第三の転機は、奥様の角替和枝さんが亡くなったこと? 2019年の1月末、私は下北沢の北沢タウンホールで行われたお別れ会に行った。その時の柄本さんの挨拶。

「ベンガルや綾田俊樹が、『暫』という劇団に可愛い子がいると言うので見に行ったら、本当に可愛かった。多分僕が一番可愛いと思ったので、結婚したのだと思う。とてもいい人間でした」

――毎年人間ドックに行ってたのに、原発不明がんで亡くなりました。毎朝必ず喫茶店に行って二時間もおしゃべりして。夫婦喧嘩してても喫茶店へは行きましたからね。

亡くなった当初はちょっとそこ、行きにくかったりしましたね。「もうだいぶ馴れましたか」とか「立ち直れましたか」って訊かれるけど、ぽっかりあいた穴はそのまんまですね。

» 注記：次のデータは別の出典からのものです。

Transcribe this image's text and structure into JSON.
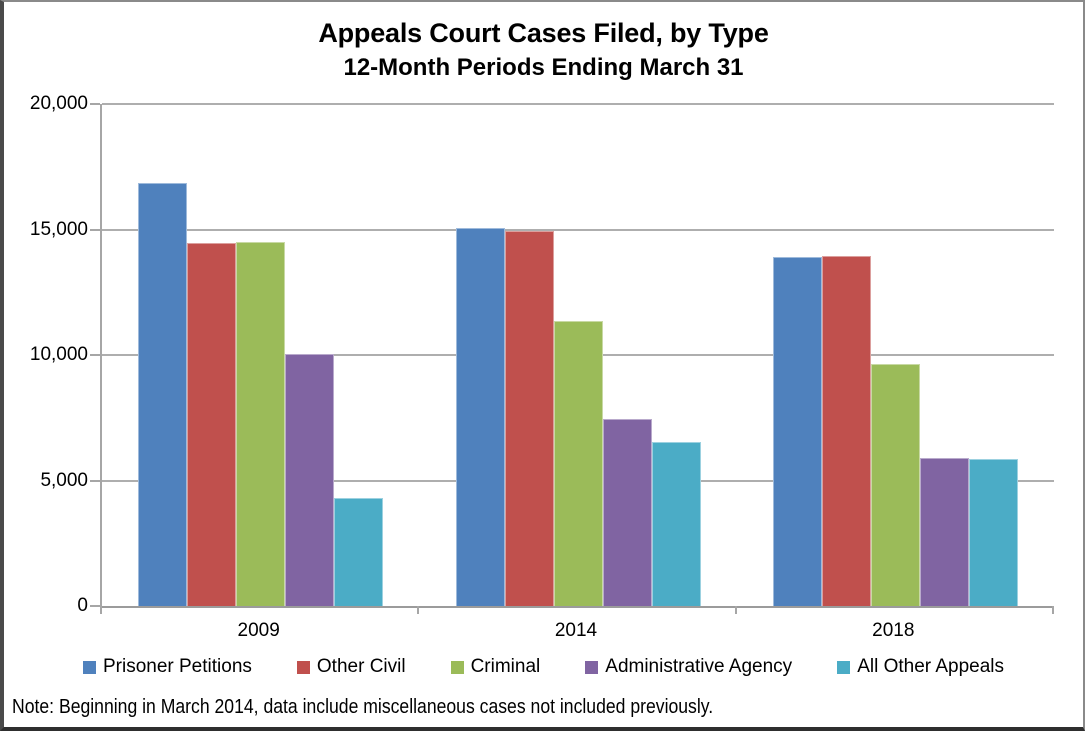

このところ、毎日ではありませんがうちの稽古場で朗読会をやってます。朝の9時から30分間。劇団員がそれぞれ本を持ち寄って。僕も毎回出ています。入場無料なんで、ご近所の常連さんもおられます。まぁ、チェーホフの台詞じゃないけど、こうして生きていくんですね。

 

『ワーニャ伯父さん』。明日も生きていきましょうよ、って。

――そうだね、ソーニャ、って(笑)。こういう話ができて、嬉しかった。